Khilin Batu mengisahkan dua arca singa-naga yang menjaga rumah sang tokoh (“kau”) dan konon merupakan pemberian Dewa Erl Lang kepada leluhurnya. Sepasang arca bertubuh ganjil-bermuka mencekam ini, dipercaya, menjaga tuan rumah pemiliknya dari marabahaya dan lelembut jahat. Jelaga Hio menceritakan suasana di malam Pat Ngiat Chun Chiu, bulan kedelapan Imlek ketika dewa-dewa turun dari kahyangan ke bumi, dan umat merayakannya dengan sembah dan nyala dupa. Dan Malam Buta Yin mengangkat suasana mencekam di sebuah malam di bulan Chit Guwee, bulan ketujuh Imlek, di mana para lelembut dan roh jahat turun gentayangan ke muka bumi.

Sekadar mencoba menikmati legenda-legenda itu dari luar, kita akan menemukan betapa Sunlie memang tak ubahnya seorang etnografer ulung yang mahir membawakan dongeng-dongeng leluhurnya kepada kita sebagai pembaca modern.
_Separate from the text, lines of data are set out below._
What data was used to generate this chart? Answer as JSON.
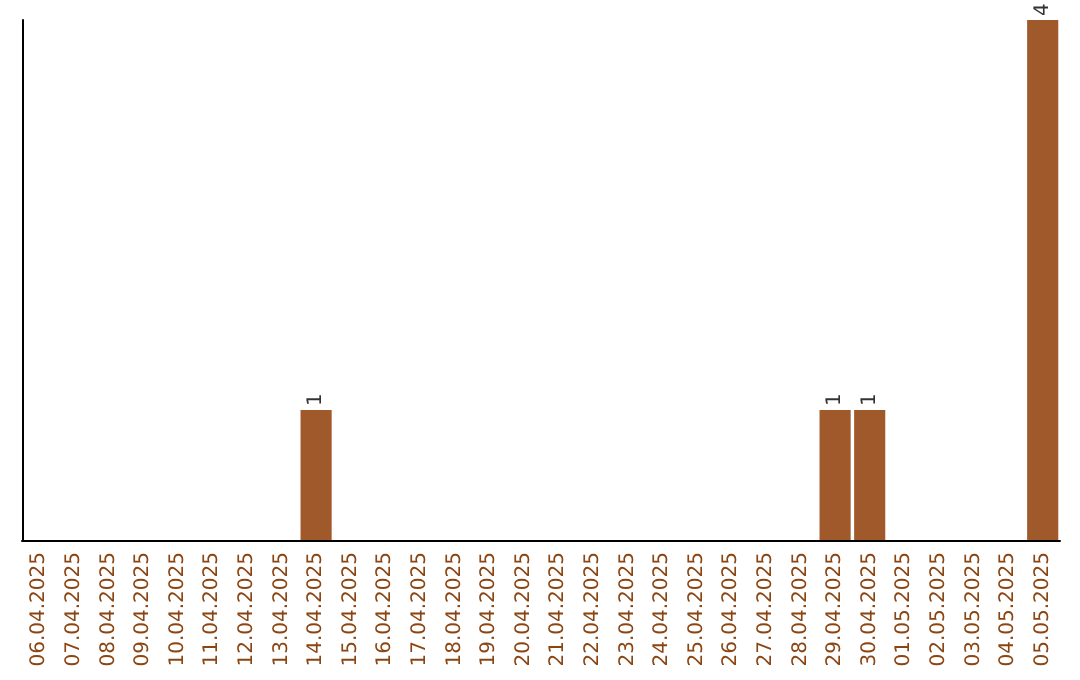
{
  "chart_data": {
    "type": "bar",
    "categories": [
      "06.04.2025",
      "07.04.2025",
      "08.04.2025",
      "09.04.2025",
      "10.04.2025",
      "11.04.2025",
      "12.04.2025",
      "13.04.2025",
      "14.04.2025",
      "15.04.2025",
      "16.04.2025",
      "17.04.2025",
      "18.04.2025",
      "19.04.2025",
      "20.04.2025",
      "21.04.2025",
      "22.04.2025",
      "23.04.2025",
      "24.04.2025",
      "25.04.2025",
      "26.04.2025",
      "27.04.2025",
      "28.04.2025",
      "29.04.2025",
      "30.04.2025",
      "01.05.2025",
      "02.05.2025",
      "03.05.2025",
      "04.05.2025",
      "05.05.2025"
    ],
    "values": [
      0,
      0,
      0,
      0,
      0,
      0,
      0,
      0,
      1,
      0,
      0,
      0,
      0,
      0,
      0,
      0,
      0,
      0,
      0,
      0,
      0,
      0,
      0,
      1,
      1,
      0,
      0,
      0,
      0,
      4
    ],
    "value_labels": [
      null,
      null,
      null,
      null,
      null,
      null,
      null,
      null,
      "1",
      null,
      null,
      null,
      null,
      null,
      null,
      null,
      null,
      null,
      null,
      null,
      null,
      null,
      null,
      "1",
      "1",
      null,
      null,
      null,
      null,
      "4"
    ],
    "color": "#a0592a",
    "tick_labels": "x"
  }
}
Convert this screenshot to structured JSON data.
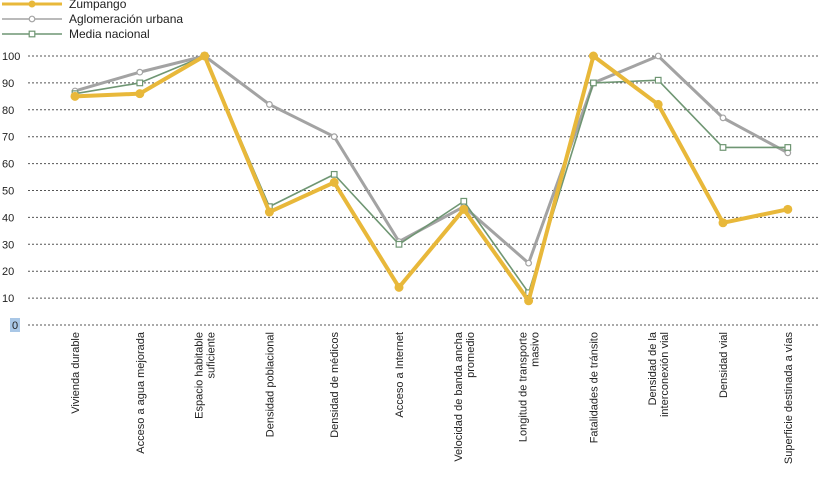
{
  "chart_data": {
    "type": "line",
    "title": "",
    "xlabel": "",
    "ylabel": "",
    "ylim": [
      0,
      100
    ],
    "yticks": [
      0,
      10,
      20,
      30,
      40,
      50,
      60,
      70,
      80,
      90,
      100
    ],
    "grid": true,
    "legend_position": "top-left",
    "categories": [
      [
        "Vivienda durable"
      ],
      [
        "Acceso a agua mejorada"
      ],
      [
        "Espacio habitable",
        "suficiente"
      ],
      [
        "Densidad poblacional"
      ],
      [
        "Densidad de médicos"
      ],
      [
        "Acceso a Internet"
      ],
      [
        "Velocidad de banda ancha",
        "promedio"
      ],
      [
        "Longitud de transporte",
        "masivo"
      ],
      [
        "Fatalidades de tránsito"
      ],
      [
        "Densidad de la",
        "interconexión vial"
      ],
      [
        "Densidad vial"
      ],
      [
        "Superficie destinada a vías"
      ]
    ],
    "series": [
      {
        "name": "Zumpango",
        "color": "#e8b83a",
        "marker": "circle-filled",
        "values": [
          85,
          86,
          100,
          42,
          53,
          14,
          43,
          9,
          100,
          82,
          38,
          43
        ]
      },
      {
        "name": "Aglomeración urbana",
        "color": "#a3a3a3",
        "marker": "circle-open",
        "values": [
          87,
          94,
          100,
          82,
          70,
          31,
          44,
          23,
          90,
          100,
          77,
          64
        ]
      },
      {
        "name": "Media nacional",
        "color": "#6f9673",
        "marker": "square-open",
        "values": [
          86,
          90,
          100,
          44,
          56,
          30,
          46,
          12,
          90,
          91,
          66,
          66
        ]
      }
    ]
  }
}
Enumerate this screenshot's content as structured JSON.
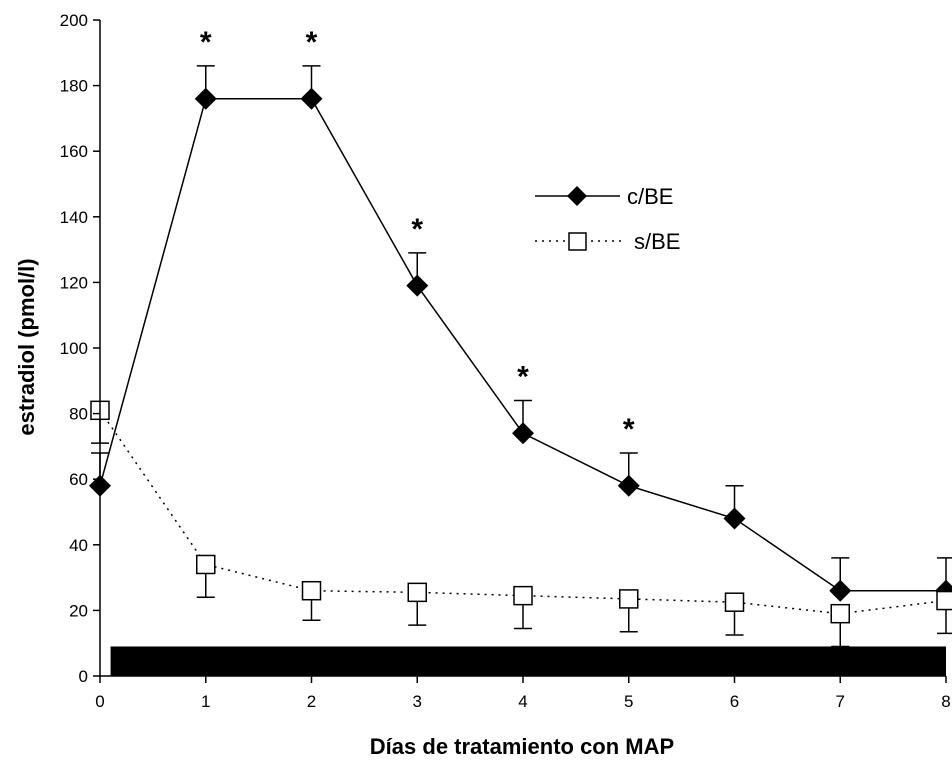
{
  "chart_data": {
    "type": "line",
    "xlabel": "Días de tratamiento con MAP",
    "ylabel": "estradiol (pmol/l)",
    "x": [
      0,
      1,
      2,
      3,
      4,
      5,
      6,
      7,
      8
    ],
    "xlim": [
      0,
      8
    ],
    "ylim": [
      0,
      200
    ],
    "yticks": [
      0,
      20,
      40,
      60,
      80,
      100,
      120,
      140,
      160,
      180,
      200
    ],
    "grid": false,
    "legend_position": "upper-center-right",
    "series": [
      {
        "name": "c/BE",
        "marker": "filled-diamond",
        "line_style": "solid",
        "color": "#000000",
        "values": [
          58,
          176,
          176,
          119,
          74,
          58,
          48,
          26,
          26
        ],
        "error_upper": [
          10,
          10,
          10,
          10,
          10,
          10,
          10,
          10,
          10
        ]
      },
      {
        "name": "s/BE",
        "marker": "open-square",
        "line_style": "dotted",
        "color": "#000000",
        "values": [
          81,
          34,
          26,
          25.5,
          24.5,
          23.5,
          22.5,
          19,
          23
        ],
        "error_lower": [
          10,
          10,
          9,
          10,
          10,
          10,
          10,
          10,
          10
        ]
      }
    ],
    "significance_marker": "*",
    "significant_x": [
      1,
      2,
      3,
      4,
      5
    ],
    "treatment_bar": {
      "x_start": 0.1,
      "x_end": 8,
      "y_start": 0,
      "y_end": 9
    }
  }
}
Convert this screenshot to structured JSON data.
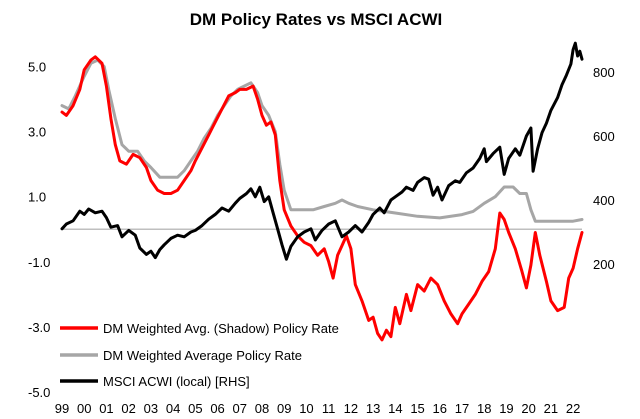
{
  "chart_data": {
    "type": "line",
    "title": "DM Policy Rates vs MSCI ACWI",
    "x_tick_labels": [
      "99",
      "00",
      "01",
      "02",
      "03",
      "04",
      "05",
      "06",
      "07",
      "08",
      "09",
      "10",
      "11",
      "12",
      "13",
      "14",
      "15",
      "16",
      "17",
      "18",
      "19",
      "20",
      "21",
      "22"
    ],
    "x_range": [
      1999.0,
      2022.4
    ],
    "y_left": {
      "ticks": [
        "5.0",
        "3.0",
        "1.0",
        "-1.0",
        "-3.0",
        "-5.0"
      ],
      "tick_values": [
        5,
        3,
        1,
        -1,
        -3,
        -5
      ],
      "range": [
        -5,
        6.8
      ]
    },
    "y_right": {
      "ticks": [
        "800",
        "600",
        "400",
        "200"
      ],
      "tick_values": [
        800,
        600,
        400,
        200
      ],
      "range": [
        -200,
        1000
      ]
    },
    "legend_position": "bottom-left",
    "series": [
      {
        "name": "DM Weighted Avg. (Shadow) Policy Rate",
        "axis": "left",
        "color": "#ff0000",
        "points": [
          [
            1999.0,
            3.6
          ],
          [
            1999.2,
            3.5
          ],
          [
            1999.5,
            3.8
          ],
          [
            1999.8,
            4.3
          ],
          [
            2000.0,
            4.9
          ],
          [
            2000.3,
            5.2
          ],
          [
            2000.5,
            5.3
          ],
          [
            2000.8,
            5.1
          ],
          [
            2001.0,
            4.4
          ],
          [
            2001.2,
            3.4
          ],
          [
            2001.4,
            2.6
          ],
          [
            2001.6,
            2.1
          ],
          [
            2001.9,
            2.0
          ],
          [
            2002.2,
            2.3
          ],
          [
            2002.5,
            2.2
          ],
          [
            2002.8,
            1.9
          ],
          [
            2003.0,
            1.5
          ],
          [
            2003.3,
            1.2
          ],
          [
            2003.6,
            1.1
          ],
          [
            2003.9,
            1.1
          ],
          [
            2004.2,
            1.2
          ],
          [
            2004.5,
            1.5
          ],
          [
            2004.8,
            1.8
          ],
          [
            2005.0,
            2.1
          ],
          [
            2005.3,
            2.5
          ],
          [
            2005.6,
            2.9
          ],
          [
            2005.9,
            3.3
          ],
          [
            2006.2,
            3.7
          ],
          [
            2006.5,
            4.1
          ],
          [
            2006.8,
            4.2
          ],
          [
            2007.0,
            4.3
          ],
          [
            2007.3,
            4.3
          ],
          [
            2007.6,
            4.4
          ],
          [
            2007.8,
            4.0
          ],
          [
            2008.0,
            3.5
          ],
          [
            2008.2,
            3.2
          ],
          [
            2008.4,
            3.3
          ],
          [
            2008.6,
            2.9
          ],
          [
            2008.8,
            1.5
          ],
          [
            2009.0,
            0.6
          ],
          [
            2009.3,
            0.1
          ],
          [
            2009.6,
            -0.2
          ],
          [
            2009.9,
            -0.4
          ],
          [
            2010.2,
            -0.5
          ],
          [
            2010.5,
            -0.8
          ],
          [
            2010.8,
            -0.6
          ],
          [
            2011.0,
            -1.0
          ],
          [
            2011.2,
            -1.5
          ],
          [
            2011.4,
            -0.8
          ],
          [
            2011.6,
            -0.5
          ],
          [
            2011.8,
            -0.2
          ],
          [
            2012.0,
            -0.6
          ],
          [
            2012.2,
            -1.7
          ],
          [
            2012.5,
            -2.2
          ],
          [
            2012.8,
            -2.8
          ],
          [
            2013.0,
            -2.7
          ],
          [
            2013.2,
            -3.2
          ],
          [
            2013.4,
            -3.4
          ],
          [
            2013.6,
            -3.1
          ],
          [
            2013.8,
            -3.3
          ],
          [
            2014.0,
            -2.4
          ],
          [
            2014.2,
            -2.9
          ],
          [
            2014.5,
            -2.0
          ],
          [
            2014.7,
            -2.5
          ],
          [
            2015.0,
            -1.7
          ],
          [
            2015.3,
            -1.9
          ],
          [
            2015.6,
            -1.5
          ],
          [
            2015.9,
            -1.7
          ],
          [
            2016.2,
            -2.2
          ],
          [
            2016.5,
            -2.6
          ],
          [
            2016.8,
            -2.9
          ],
          [
            2017.0,
            -2.6
          ],
          [
            2017.3,
            -2.3
          ],
          [
            2017.6,
            -2.0
          ],
          [
            2017.9,
            -1.6
          ],
          [
            2018.2,
            -1.3
          ],
          [
            2018.5,
            -0.6
          ],
          [
            2018.7,
            0.5
          ],
          [
            2018.9,
            0.3
          ],
          [
            2019.1,
            -0.1
          ],
          [
            2019.4,
            -0.6
          ],
          [
            2019.7,
            -1.3
          ],
          [
            2019.9,
            -1.8
          ],
          [
            2020.1,
            -1.1
          ],
          [
            2020.3,
            -0.1
          ],
          [
            2020.5,
            -0.8
          ],
          [
            2020.8,
            -1.6
          ],
          [
            2021.0,
            -2.2
          ],
          [
            2021.3,
            -2.5
          ],
          [
            2021.6,
            -2.4
          ],
          [
            2021.8,
            -1.5
          ],
          [
            2022.0,
            -1.2
          ],
          [
            2022.2,
            -0.6
          ],
          [
            2022.4,
            -0.1
          ]
        ]
      },
      {
        "name": "DM Weighted Average Policy Rate",
        "axis": "left",
        "color": "#a6a6a6",
        "points": [
          [
            1999.0,
            3.8
          ],
          [
            1999.3,
            3.7
          ],
          [
            1999.6,
            4.1
          ],
          [
            2000.0,
            4.7
          ],
          [
            2000.3,
            5.1
          ],
          [
            2000.6,
            5.2
          ],
          [
            2000.9,
            5.0
          ],
          [
            2001.1,
            4.3
          ],
          [
            2001.4,
            3.4
          ],
          [
            2001.7,
            2.6
          ],
          [
            2002.0,
            2.4
          ],
          [
            2002.4,
            2.4
          ],
          [
            2002.7,
            2.1
          ],
          [
            2003.0,
            1.9
          ],
          [
            2003.4,
            1.6
          ],
          [
            2003.8,
            1.6
          ],
          [
            2004.2,
            1.6
          ],
          [
            2004.5,
            1.8
          ],
          [
            2004.8,
            2.1
          ],
          [
            2005.1,
            2.4
          ],
          [
            2005.4,
            2.8
          ],
          [
            2005.7,
            3.1
          ],
          [
            2006.0,
            3.5
          ],
          [
            2006.3,
            3.8
          ],
          [
            2006.6,
            4.1
          ],
          [
            2006.9,
            4.3
          ],
          [
            2007.2,
            4.4
          ],
          [
            2007.5,
            4.5
          ],
          [
            2007.8,
            4.2
          ],
          [
            2008.0,
            3.8
          ],
          [
            2008.3,
            3.5
          ],
          [
            2008.6,
            3.0
          ],
          [
            2008.8,
            2.0
          ],
          [
            2009.0,
            1.2
          ],
          [
            2009.3,
            0.6
          ],
          [
            2009.8,
            0.6
          ],
          [
            2010.3,
            0.6
          ],
          [
            2010.8,
            0.7
          ],
          [
            2011.3,
            0.8
          ],
          [
            2011.6,
            0.9
          ],
          [
            2011.9,
            0.8
          ],
          [
            2012.3,
            0.7
          ],
          [
            2013.0,
            0.6
          ],
          [
            2014.0,
            0.5
          ],
          [
            2015.0,
            0.4
          ],
          [
            2016.0,
            0.35
          ],
          [
            2017.0,
            0.45
          ],
          [
            2017.5,
            0.55
          ],
          [
            2018.0,
            0.8
          ],
          [
            2018.5,
            1.0
          ],
          [
            2018.9,
            1.3
          ],
          [
            2019.3,
            1.3
          ],
          [
            2019.6,
            1.1
          ],
          [
            2019.9,
            1.1
          ],
          [
            2020.1,
            0.6
          ],
          [
            2020.3,
            0.25
          ],
          [
            2020.8,
            0.25
          ],
          [
            2021.5,
            0.25
          ],
          [
            2022.0,
            0.25
          ],
          [
            2022.4,
            0.3
          ]
        ]
      },
      {
        "name": "MSCI ACWI (local) [RHS]",
        "axis": "right",
        "color": "#000000",
        "points": [
          [
            1999.0,
            310
          ],
          [
            1999.2,
            325
          ],
          [
            1999.5,
            335
          ],
          [
            1999.8,
            365
          ],
          [
            2000.0,
            355
          ],
          [
            2000.2,
            372
          ],
          [
            2000.5,
            360
          ],
          [
            2000.8,
            365
          ],
          [
            2001.0,
            345
          ],
          [
            2001.2,
            315
          ],
          [
            2001.5,
            320
          ],
          [
            2001.7,
            285
          ],
          [
            2002.0,
            305
          ],
          [
            2002.3,
            290
          ],
          [
            2002.5,
            250
          ],
          [
            2002.8,
            230
          ],
          [
            2003.0,
            240
          ],
          [
            2003.2,
            220
          ],
          [
            2003.4,
            245
          ],
          [
            2003.6,
            260
          ],
          [
            2003.9,
            280
          ],
          [
            2004.2,
            290
          ],
          [
            2004.5,
            285
          ],
          [
            2004.8,
            300
          ],
          [
            2005.0,
            305
          ],
          [
            2005.3,
            320
          ],
          [
            2005.6,
            340
          ],
          [
            2005.9,
            355
          ],
          [
            2006.2,
            375
          ],
          [
            2006.5,
            365
          ],
          [
            2006.8,
            390
          ],
          [
            2007.0,
            405
          ],
          [
            2007.3,
            420
          ],
          [
            2007.5,
            435
          ],
          [
            2007.7,
            410
          ],
          [
            2007.9,
            440
          ],
          [
            2008.1,
            395
          ],
          [
            2008.3,
            410
          ],
          [
            2008.5,
            360
          ],
          [
            2008.7,
            310
          ],
          [
            2008.9,
            260
          ],
          [
            2009.1,
            215
          ],
          [
            2009.3,
            255
          ],
          [
            2009.6,
            285
          ],
          [
            2009.9,
            300
          ],
          [
            2010.2,
            310
          ],
          [
            2010.4,
            275
          ],
          [
            2010.7,
            305
          ],
          [
            2011.0,
            325
          ],
          [
            2011.3,
            335
          ],
          [
            2011.6,
            285
          ],
          [
            2011.9,
            300
          ],
          [
            2012.2,
            320
          ],
          [
            2012.5,
            300
          ],
          [
            2012.8,
            330
          ],
          [
            2013.0,
            355
          ],
          [
            2013.3,
            375
          ],
          [
            2013.5,
            360
          ],
          [
            2013.8,
            400
          ],
          [
            2014.0,
            410
          ],
          [
            2014.3,
            425
          ],
          [
            2014.5,
            440
          ],
          [
            2014.8,
            430
          ],
          [
            2015.0,
            455
          ],
          [
            2015.3,
            470
          ],
          [
            2015.5,
            465
          ],
          [
            2015.7,
            415
          ],
          [
            2015.9,
            440
          ],
          [
            2016.1,
            400
          ],
          [
            2016.4,
            445
          ],
          [
            2016.7,
            460
          ],
          [
            2016.9,
            455
          ],
          [
            2017.2,
            485
          ],
          [
            2017.5,
            500
          ],
          [
            2017.8,
            530
          ],
          [
            2018.0,
            560
          ],
          [
            2018.1,
            520
          ],
          [
            2018.4,
            545
          ],
          [
            2018.7,
            565
          ],
          [
            2018.9,
            480
          ],
          [
            2019.1,
            530
          ],
          [
            2019.4,
            560
          ],
          [
            2019.6,
            540
          ],
          [
            2019.9,
            600
          ],
          [
            2020.1,
            625
          ],
          [
            2020.2,
            490
          ],
          [
            2020.4,
            560
          ],
          [
            2020.6,
            610
          ],
          [
            2020.8,
            640
          ],
          [
            2021.0,
            680
          ],
          [
            2021.3,
            720
          ],
          [
            2021.5,
            760
          ],
          [
            2021.7,
            790
          ],
          [
            2021.9,
            825
          ],
          [
            2022.0,
            870
          ],
          [
            2022.1,
            890
          ],
          [
            2022.2,
            850
          ],
          [
            2022.3,
            865
          ],
          [
            2022.4,
            840
          ]
        ]
      }
    ]
  }
}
Dan, betapa kosmologi dalam prosa-prosanya mengandung anasir legenda yang sangat kuat, deskripsi yang cukup detail dan “fotografis”; dan betapa prosa-prosa itu dapat saja menjadi naskah antropologi, andai dapat digarap dengan lebih metodologis dan ilmiah.

Namun rupanya legenda-legenda itu bukan dimaksudkan untuk menceritakan fakta ilmiah, melainkan pengalaman manusia-manusia di baliknya; pengalaman-pengalaman perih yang juga traumatis. Khilin Batu mengungkap betapa si tokoh (“kau”) sesungguhnya membuat sepasang arca magis itu karena ingin mengenang mendiang istrinya yang mati sakit dan dua anaknya, A Lung dan A Hiung, yang mati dalam sebuah pertempuran. Maka, dua khilin batu itu tak lain adalah jelmaan dari ingatannya tentang dua anak kesayangannya itu.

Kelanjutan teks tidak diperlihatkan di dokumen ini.